Why SVM can be used to deal with non-linear separable data?

Why SVM can be used to deal with non-linear separable data?

By combining the soft margin (tolerance of misclassifications) and kernel trick together, Support Vector Machine is able to structure the decision boundary for linear non-separable cases. Hyper-parameters like C or Gamma control how wiggling the SVM decision boundary could be.

How SVM classify non linearly separable data points by using kernel function?

In machine learning, a trick known as “kernel trick” is used to learn a linear classifier to classify a non-linear dataset. A kernel function is applied on each data instance to map the original non-linear data points into some higher dimensional space in which they become linearly separable.

Is kernel SVM a linear classifier?

An SVM with a non-linear kernel is a non-linear classifier in the original data space. As the resultant boundary will be a non-linear function of the original input variables, the SVM can be said to be a non-linear classifier when the kernel used in non-linear.

Can SVM be non-linear?

Nonlinear classification: SVM can be extended to solve nonlinear classification tasks when the set of samples cannot be separated linearly. By applying kernel functions, the samples are mapped onto a high-dimensional feature space, in which the linear classification is possible.

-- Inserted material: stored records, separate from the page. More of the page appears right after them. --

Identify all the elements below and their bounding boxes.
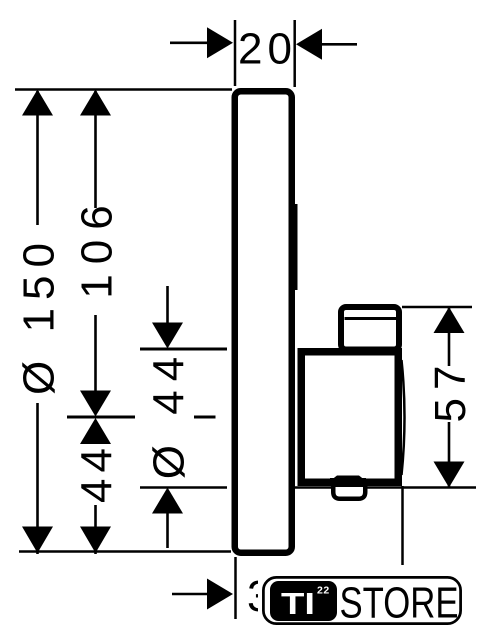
svg-text:106: 106 — [73, 195, 122, 298]
svg-text:57: 57 — [426, 358, 475, 423]
svg-text:22: 22 — [317, 585, 330, 597]
svg-text:STORE: STORE — [340, 579, 459, 628]
svg-text:TI: TI — [281, 587, 315, 621]
svg-text:44: 44 — [73, 442, 122, 503]
svg-text:Ø 44: Ø 44 — [145, 348, 194, 479]
svg-text:20: 20 — [238, 25, 297, 74]
svg-text:Ø 150: Ø 150 — [15, 235, 64, 395]
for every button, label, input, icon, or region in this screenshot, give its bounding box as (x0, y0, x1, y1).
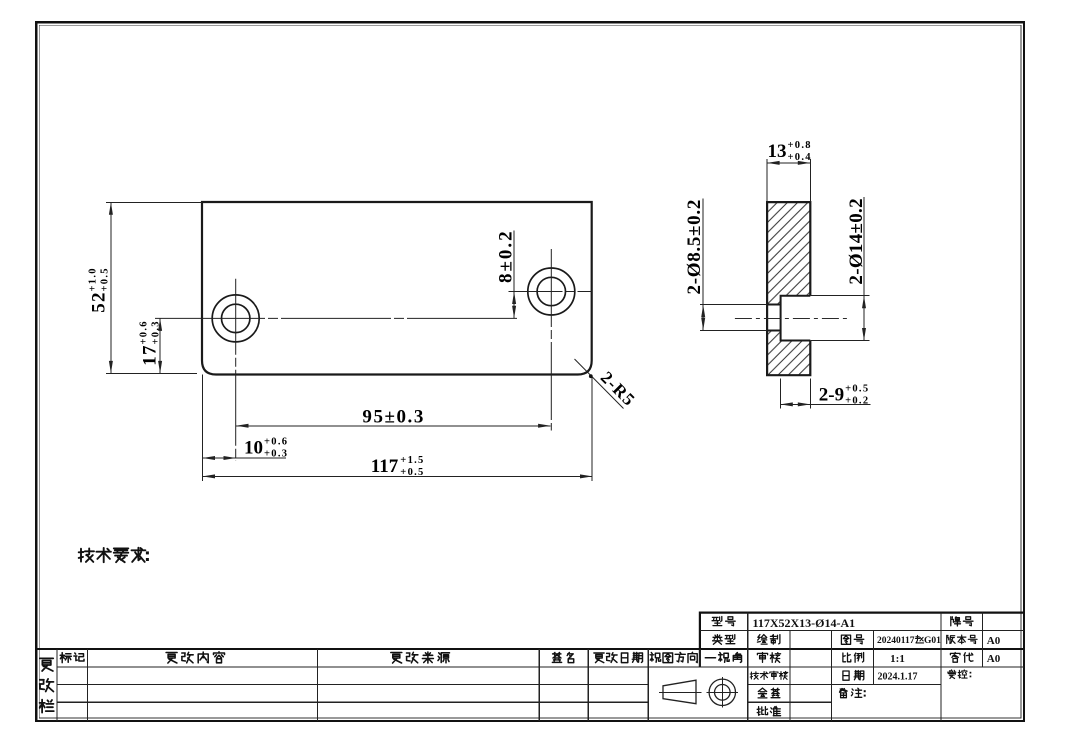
svg-text:2-9: 2-9 (819, 385, 844, 406)
svg-text:52: 52 (89, 291, 110, 312)
svg-text:8±0.2: 8±0.2 (496, 229, 517, 283)
svg-text:13: 13 (768, 141, 787, 162)
svg-text:+1.5: +1.5 (400, 455, 424, 466)
svg-text:10: 10 (244, 438, 263, 459)
svg-text:+0.3: +0.3 (151, 320, 162, 344)
svg-text:17: 17 (140, 344, 161, 365)
svg-text:+0.2: +0.2 (845, 396, 869, 407)
svg-text:+0.5: +0.5 (400, 467, 424, 478)
svg-text:2-Ø8.5±0.2: 2-Ø8.5±0.2 (684, 199, 705, 295)
svg-text:+0.6: +0.6 (264, 436, 288, 447)
svg-text:+0.4: +0.4 (788, 152, 812, 163)
svg-text:+0.8: +0.8 (788, 140, 812, 151)
svg-text:A0: A0 (987, 635, 1001, 647)
svg-text:+0.5: +0.5 (845, 384, 869, 395)
svg-text:+0.3: +0.3 (264, 448, 288, 459)
svg-text:20240117: 20240117 (877, 636, 915, 646)
svg-text:117: 117 (371, 456, 399, 477)
svg-text:2-Ø14±0.2: 2-Ø14±0.2 (846, 198, 867, 284)
svg-text:117X52X13-Ø14-A1: 117X52X13-Ø14-A1 (753, 616, 856, 630)
svg-text:+0.6: +0.6 (139, 320, 150, 344)
svg-text:1:1: 1:1 (890, 653, 905, 665)
svg-text:A0: A0 (987, 653, 1001, 665)
svg-text:2024.1.17: 2024.1.17 (878, 672, 918, 683)
svg-text:G01: G01 (924, 636, 941, 646)
svg-text:+0.5: +0.5 (100, 267, 111, 291)
svg-text:95±0.3: 95±0.3 (362, 407, 424, 428)
svg-text:+1.0: +1.0 (88, 267, 99, 291)
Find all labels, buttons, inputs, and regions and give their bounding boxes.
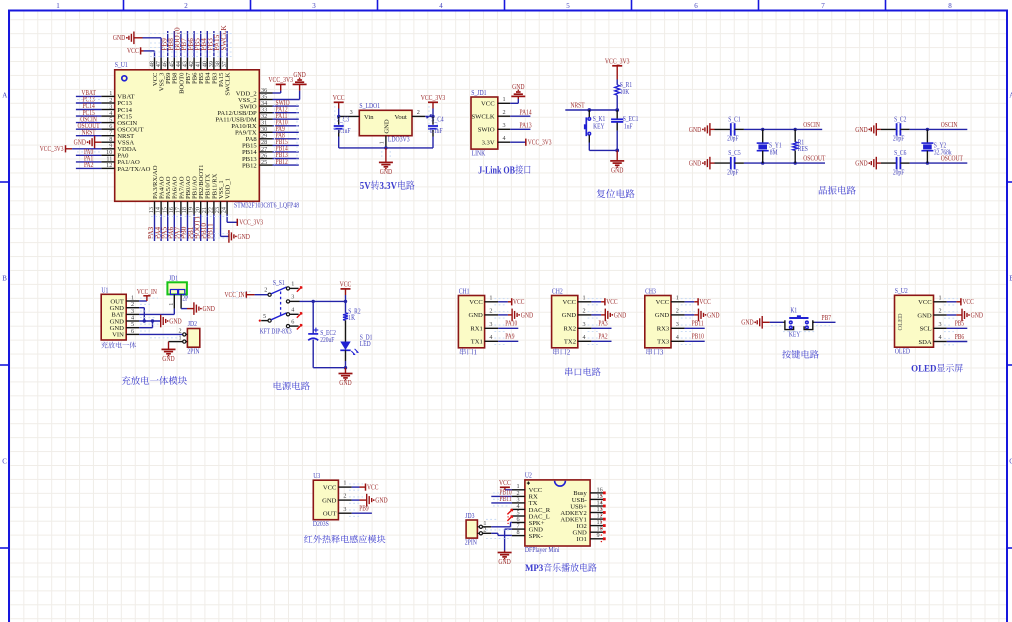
net label PB5 (193, 38, 201, 51)
IC S_LDO1 LDO3V3 body (359, 110, 412, 135)
value KEY (789, 332, 800, 339)
U1 pin 35 VSS_2 (238, 93, 273, 104)
svg-text:S_C2: S_C2 (894, 116, 907, 123)
svg-text:2: 2 (264, 287, 267, 294)
designator S_R2 (348, 309, 361, 316)
S1 pin 5 (261, 313, 268, 321)
U1 charge pin 5 GND (110, 321, 139, 332)
U1 pin 40 PB4 (201, 58, 211, 84)
wire PB8 (173, 31, 175, 58)
svg-text:GND: GND (322, 497, 337, 504)
value 2PIN MP3 (465, 539, 477, 547)
wire VCC_3V3 stem (432, 102, 434, 116)
net label PA9 (505, 334, 515, 341)
designator S_D1 (360, 335, 373, 342)
svg-text:CH3: CH3 (645, 287, 656, 295)
svg-text:LINK: LINK (472, 149, 486, 157)
svg-text:U2: U2 (525, 472, 532, 480)
power label VCC_IN (225, 291, 247, 299)
svg-text:S_R1: S_R1 (620, 82, 632, 89)
snap dashes power (232, 292, 252, 299)
designator S_LDO1 (359, 102, 380, 110)
svg-text:6: 6 (694, 2, 698, 10)
U2 OLED pin 2 GND (917, 308, 946, 320)
svg-text:VCC: VCC (699, 299, 711, 306)
U2 pin 2 RX (512, 490, 538, 501)
net label PA13 (520, 122, 533, 129)
wire Vout to VCC_3V3 node (425, 114, 434, 118)
designator JD3 (465, 512, 475, 520)
svg-text:GND: GND (162, 355, 174, 363)
wire PC14 (76, 109, 101, 111)
svg-text:8: 8 (516, 529, 519, 536)
svg-text:2: 2 (502, 109, 505, 116)
svg-text:1: 1 (178, 335, 181, 342)
no-connect S1 pin1 (297, 286, 302, 291)
value KFT DIP-8X3 (260, 328, 292, 335)
U2 pin 3 TX (512, 496, 538, 507)
svg-text:1: 1 (291, 280, 294, 287)
no-connect U2 pin 12 (601, 518, 606, 523)
svg-text:4: 4 (489, 334, 492, 341)
wire PB12 (273, 164, 299, 166)
ground S_C5 (689, 157, 710, 170)
wire PA10 (498, 327, 518, 329)
LDO pin 3 Vin (339, 109, 359, 116)
svg-text:GND: GND (855, 126, 867, 134)
LDO pin 2 Vout (412, 109, 425, 116)
wire PB6 (947, 341, 968, 343)
svg-text:JD1: JD1 (169, 274, 179, 282)
U1 pin 7 NRST (101, 130, 134, 141)
designator S_EC2 (320, 330, 336, 337)
no-connect U2 pin 9 (601, 537, 606, 542)
S1 pin 2 number (264, 287, 267, 294)
designator K1 (790, 308, 797, 315)
snap dashes U1 right (275, 104, 298, 167)
wire U3 GND (352, 499, 367, 501)
svg-text:20pF: 20pF (727, 169, 739, 176)
title charge module (122, 376, 187, 385)
JD3 pin 2 (477, 526, 486, 535)
no-connect U2 pin 13 (601, 511, 606, 516)
net label OSCOUT (78, 123, 101, 130)
U1 pin 14 PA4/AO (155, 176, 166, 214)
svg-text:JD3: JD3 (465, 512, 475, 520)
wire VCC stem (345, 289, 347, 302)
U1 pin 32 PA11/USB/DM (215, 113, 272, 124)
wire PB14 (273, 151, 299, 153)
U1 pin 45 PB8 (168, 58, 178, 84)
svg-text:PB11: PB11 (207, 223, 215, 239)
svg-text:PA2/TX/AO: PA2/TX/AO (117, 166, 150, 173)
wire PA6 (173, 215, 175, 242)
value serial 1 (460, 348, 478, 356)
designator S_C2 (894, 116, 907, 123)
title crystal circuit (819, 186, 856, 195)
ground MP3 (498, 553, 512, 567)
svg-text:2: 2 (178, 328, 181, 335)
U1 pin 30 PA9/TX (235, 126, 273, 137)
value 32.768k (934, 149, 952, 156)
svg-text:VCC: VCC (962, 299, 974, 306)
svg-text:VCC_IN: VCC_IN (137, 289, 157, 296)
svg-text:MP3: MP3 (525, 563, 544, 573)
svg-text:GND: GND (917, 312, 932, 319)
wire PB11 (213, 215, 215, 242)
snap dashes U1 left (77, 100, 101, 152)
U1 pin 15 PA5/AO (161, 176, 172, 214)
ground at U1 pin 8 (74, 136, 95, 149)
U2 pin 14 USB+ (570, 499, 603, 510)
designator S_U1 (115, 61, 129, 69)
svg-text:VCC: VCC (127, 47, 139, 55)
svg-text:VCC_3V3: VCC_3V3 (421, 94, 446, 102)
U1 pin 37 SWCLK (221, 58, 231, 96)
net label PC13 (82, 97, 95, 104)
svg-text:PA10: PA10 (505, 321, 518, 328)
designator S_C4 (431, 117, 444, 124)
svg-text:9: 9 (597, 532, 600, 539)
ground S_C6 (855, 157, 876, 170)
net label PC14 (82, 103, 95, 110)
svg-text:1: 1 (489, 294, 492, 301)
svg-text:2: 2 (938, 308, 941, 315)
designator S_S1 (273, 280, 285, 287)
power symbol VCC (333, 94, 345, 102)
net label PB6 (955, 334, 965, 341)
svg-text:OLED: OLED (895, 347, 910, 355)
designator U3 (313, 472, 320, 480)
U1 charge pin 2 GND (110, 301, 139, 312)
U1 pin 28 PB15 (242, 139, 272, 150)
wire PA1 (76, 161, 101, 163)
svg-text:0.1uF: 0.1uF (338, 128, 351, 135)
key S_K1 KEY (584, 110, 591, 143)
designator U2 (525, 472, 532, 480)
value 20pF (893, 136, 905, 143)
CH3 pin 3 RX3 (657, 321, 685, 333)
title 5V to 3.3V (360, 180, 415, 192)
value 20pF (893, 169, 905, 176)
ground reset (610, 161, 624, 175)
svg-text:4: 4 (938, 334, 941, 341)
ground LDO (379, 162, 393, 176)
value KEY (593, 123, 604, 130)
svg-text:7: 7 (821, 2, 825, 10)
svg-text:RX1: RX1 (470, 326, 482, 333)
svg-text:JD2: JD2 (188, 320, 198, 328)
wire PB11 (685, 327, 705, 329)
CH1 pin 1 VCC (469, 294, 498, 306)
net label PA6 (167, 226, 175, 239)
wire PB9 (352, 512, 372, 514)
net label PB9 (359, 506, 369, 513)
U2 OLED pin 4 SDA (918, 334, 946, 346)
value 2P (182, 295, 188, 302)
U1 pin 13 PA3/RX/AO (148, 165, 159, 214)
svg-text:S_K1: S_K1 (593, 116, 606, 123)
wire JD1 pin2 to ground (181, 308, 187, 310)
net label SWIO (276, 100, 290, 107)
svg-text:GND: GND (113, 34, 125, 42)
value DFPlayer Mini (525, 546, 560, 554)
wire U3 VCC (352, 486, 366, 488)
svg-text:12: 12 (106, 162, 112, 169)
svg-text:4: 4 (502, 135, 505, 142)
wire PB1 (193, 215, 195, 242)
designator S_EC1 (623, 116, 639, 123)
svg-text:25: 25 (261, 159, 267, 166)
power label VCC_IN charge (137, 289, 157, 296)
U1 pin 21 PB10/TX (201, 173, 212, 214)
snap dashes U1 top (150, 34, 233, 57)
svg-text:RES: RES (798, 146, 808, 153)
net label PA3 (598, 321, 608, 328)
wire switch out (300, 300, 348, 303)
ground right of U1 (293, 71, 307, 85)
wire PB5 (947, 327, 968, 329)
wire PA15 (220, 31, 222, 58)
wire VCC to U1 pin 48 (141, 51, 155, 58)
wire PB9 (167, 31, 169, 58)
svg-text:VCC: VCC (562, 299, 576, 306)
net label PA10 (276, 120, 289, 127)
U1 pin 23 VSS_1 (214, 180, 225, 214)
JD2 pin 2 (178, 328, 187, 337)
svg-text:S_C6: S_C6 (894, 150, 907, 157)
svg-text:24: 24 (221, 207, 228, 213)
wire SWIO (273, 105, 299, 107)
svg-text:2: 2 (567, 348, 571, 356)
wire CH2 VCC (591, 301, 605, 303)
U1 pin 17 PA7/AO (175, 176, 186, 214)
wire OLED GND (947, 314, 962, 316)
wire PA3 (154, 215, 156, 242)
power label VCC U3 (366, 484, 379, 492)
CH1 pin 2 GND (469, 308, 499, 320)
svg-text:LED: LED (360, 341, 371, 348)
no-connect U2 pin 10 (601, 531, 606, 536)
svg-text:VCC_3V3: VCC_3V3 (40, 146, 64, 153)
net label PB0 (180, 226, 188, 239)
wire PA9 (498, 340, 518, 342)
value LED (360, 341, 371, 348)
designator S_C6 (894, 150, 907, 157)
ground OLED (962, 309, 983, 322)
net label OSCOUT right (941, 156, 964, 163)
wire K1 to ground rail (589, 143, 619, 153)
wire PA2 (76, 167, 101, 169)
svg-text:0.1uF: 0.1uF (430, 128, 443, 135)
wire PA14 (510, 115, 530, 117)
power symbol VCC MP3 (499, 479, 511, 487)
svg-text:VCC_3V3: VCC_3V3 (268, 76, 293, 84)
IC U3 D203S body (313, 480, 338, 520)
snap dashes CH1 (494, 299, 508, 345)
net label OSCIN (803, 122, 820, 129)
U1 pin 48 VCC (149, 58, 159, 87)
designator S_Y2 (934, 143, 947, 150)
U1 pin 34 SWIO (240, 100, 273, 111)
U1 pin 22 PB11/RX (208, 173, 219, 214)
IC U1 STM32F103C8T6_LQFP48 body (115, 70, 260, 202)
value OLED (895, 347, 910, 355)
value 10K (620, 89, 630, 96)
connector S_JD1 LINK body (471, 97, 498, 149)
power label VCC CH2 (605, 298, 618, 306)
svg-text:U1: U1 (101, 286, 108, 294)
crystal S_Y2 32.768k (921, 129, 933, 163)
U2 pin 13 ADKEY2 (560, 506, 603, 517)
power label VCC CH3 (698, 298, 711, 306)
svg-text:RX3: RX3 (657, 326, 670, 333)
value 220uF (320, 337, 334, 344)
power label VCC_3V3 bottom (237, 219, 263, 227)
svg-text:S_U2: S_U2 (895, 287, 909, 295)
no-connect DAC_R (507, 509, 512, 518)
U1 pin 29 PA8 (246, 133, 273, 144)
net label SWCLK (220, 25, 228, 51)
svg-text:20pF: 20pF (893, 169, 905, 176)
wire bottom rail power (313, 366, 347, 369)
svg-text:PA14: PA14 (520, 109, 533, 116)
svg-text:3.3V: 3.3V (380, 180, 398, 192)
U2 OLED pin 3 SCL (920, 321, 947, 333)
designator U1 (101, 286, 108, 294)
svg-text:GND: GND (375, 497, 387, 505)
wire gnd to key (762, 321, 783, 323)
wire PB7 (187, 31, 189, 58)
svg-text:K1: K1 (790, 308, 797, 315)
U2 pin 10 GND (573, 526, 604, 537)
snap dashes charge (140, 298, 178, 338)
power label VCC_3V3 at U1 pin 9 (40, 145, 66, 153)
U1 pin 41 PB5 (195, 58, 205, 84)
ground power circuit (339, 374, 353, 388)
wire OLED VCC (947, 301, 961, 303)
svg-text:SWCLK: SWCLK (225, 72, 232, 95)
svg-text:B: B (2, 275, 7, 283)
svg-text:GND: GND (689, 126, 701, 134)
svg-text:4: 4 (676, 334, 679, 341)
power label VCC OLED (961, 298, 974, 306)
svg-text:S_C1: S_C1 (728, 116, 740, 123)
value serial 2 (553, 348, 571, 356)
U1 pin 39 PB3 (208, 58, 218, 84)
U1 charge pin 1 OUT (110, 295, 139, 306)
snap dashes CH3 (681, 299, 695, 345)
connector JD1 2P body (167, 282, 187, 294)
net label PB4 (200, 38, 208, 51)
wire OUT to VCC_IN (139, 296, 147, 301)
resistor R1 RES (793, 129, 798, 163)
wire rail to ground (345, 368, 347, 374)
ground CH2 (605, 309, 626, 322)
no-connect DAC_L (507, 516, 512, 525)
net label PB15 (276, 139, 289, 146)
wire OSCOUT right (900, 161, 967, 164)
power label VCC_3V3 JD1 (526, 139, 552, 147)
ground S_C2 (855, 123, 876, 136)
U1 pin 31 PA10/RX (231, 120, 272, 131)
svg-text:GND: GND (293, 71, 305, 79)
wire JD3 pin1 to SPK+ (483, 522, 512, 526)
svg-text:4: 4 (439, 2, 443, 10)
JD1 pin 1 VCC (481, 96, 510, 107)
svg-text:10K: 10K (620, 89, 630, 96)
net label OSCIN (80, 116, 97, 123)
value 20pF (727, 136, 739, 143)
CH3 pin 4 TX3 (657, 334, 684, 346)
net label PA3 (147, 226, 155, 239)
U1 charge pin 3 BAT (111, 308, 139, 319)
ground bottom of U1 (229, 230, 250, 243)
svg-text:PA9: PA9 (505, 334, 515, 341)
LDO pin 1 GND (379, 136, 388, 150)
wire PB10 (685, 340, 705, 342)
designator S_JD1 (471, 89, 487, 97)
svg-text:1uF: 1uF (624, 123, 633, 130)
svg-text:6: 6 (131, 328, 134, 335)
svg-text:VCC: VCC (340, 281, 352, 289)
U1 pin 33 PA12/USB/DP (217, 107, 272, 118)
net label OSCOUT (803, 156, 826, 163)
svg-text:GND: GND (741, 319, 753, 327)
svg-text:PB12: PB12 (276, 159, 289, 166)
wire PA11 (273, 118, 299, 120)
wire PA4 (160, 215, 162, 242)
resistor S_R1 10K (615, 85, 620, 95)
U1 pin 42 PB6 (188, 58, 198, 84)
net label PB11 (207, 223, 215, 239)
wire VCC_IN to switch (246, 294, 268, 296)
wire PB10 (206, 215, 208, 242)
CH1 pin 4 TX1 (471, 334, 498, 346)
no-connect S1 pin6 (297, 324, 302, 329)
wire VDD_1 to VCC_3V3 (227, 215, 237, 223)
wire gnd to S_C5 (710, 162, 731, 164)
svg-text:NRST: NRST (571, 103, 586, 110)
wire gnd to S_C1 (710, 128, 731, 130)
svg-text:SDA: SDA (918, 339, 931, 346)
wire OSCOUT left (735, 161, 825, 164)
U1 charge pin 6 VIN (112, 328, 139, 339)
wire PA2 (591, 340, 611, 342)
wire NRST (565, 108, 617, 112)
net label PA8 (276, 133, 286, 140)
svg-text:3: 3 (660, 348, 664, 356)
designator CH1 (459, 287, 470, 295)
svg-text:2P: 2P (182, 295, 188, 302)
U1 pin 19 PB1/AO (188, 176, 199, 214)
wire JD2 pin1 to ground (169, 342, 183, 350)
net label PA5 (160, 226, 168, 239)
wire CH2 GND (591, 314, 605, 316)
U1 pin 8 VSSA (101, 136, 134, 147)
node Vin (337, 115, 340, 118)
title OLED display (911, 363, 963, 373)
svg-text:VCC: VCC (499, 479, 511, 487)
svg-text:OSCIN: OSCIN (941, 122, 958, 129)
no-connect U2 pin 14 (601, 505, 606, 510)
wire VCC to R2 (345, 301, 347, 313)
ground JD1 (511, 83, 525, 97)
svg-text:TX2: TX2 (564, 339, 576, 346)
IC U1 charge module body (101, 294, 126, 340)
net label PA9 (276, 126, 286, 133)
U1 pin 47 VSS_3 (155, 58, 165, 92)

When to use linear vs non linear SVM?

When we can easily separate data with hyperplane by drawing a straight line is Linear SVM. When we cannot separate data with a straight line we use Non – Linear SVM. In this, we have Kernel functions. They transform non-linear spaces into linear spaces.

What are the steps in nonlinear generalization of SVM?

There are two main steps for nonlinear generalization of SVM. The first step involves the transformation of the original training (input) data into a higher dimensional data using a nonlinear mapping. Once the data is transformed into the new higher dimension, the second step involves finding a linear separating hyperplane in the new space.

Why are SVM and kernel functions introduced in SVM?

As we could see that fig i is having (originally) two features not linearly separable but after transformation fig ii is having three features which are linearly separable by the linear classifier and also the fig ii have the transformed feature space. so the introduction of kernel were made to avoid the higher computational cost.

Can a SVM be used to separate a hyperplane?

Now, we can use SVM (or, for that matter, any other linear classifier) to learn a 2-dimensional separating hyperplane. This is how the hyperplane would look like: Thus, using a linear classifier we can separate a non-linearly separable dataset.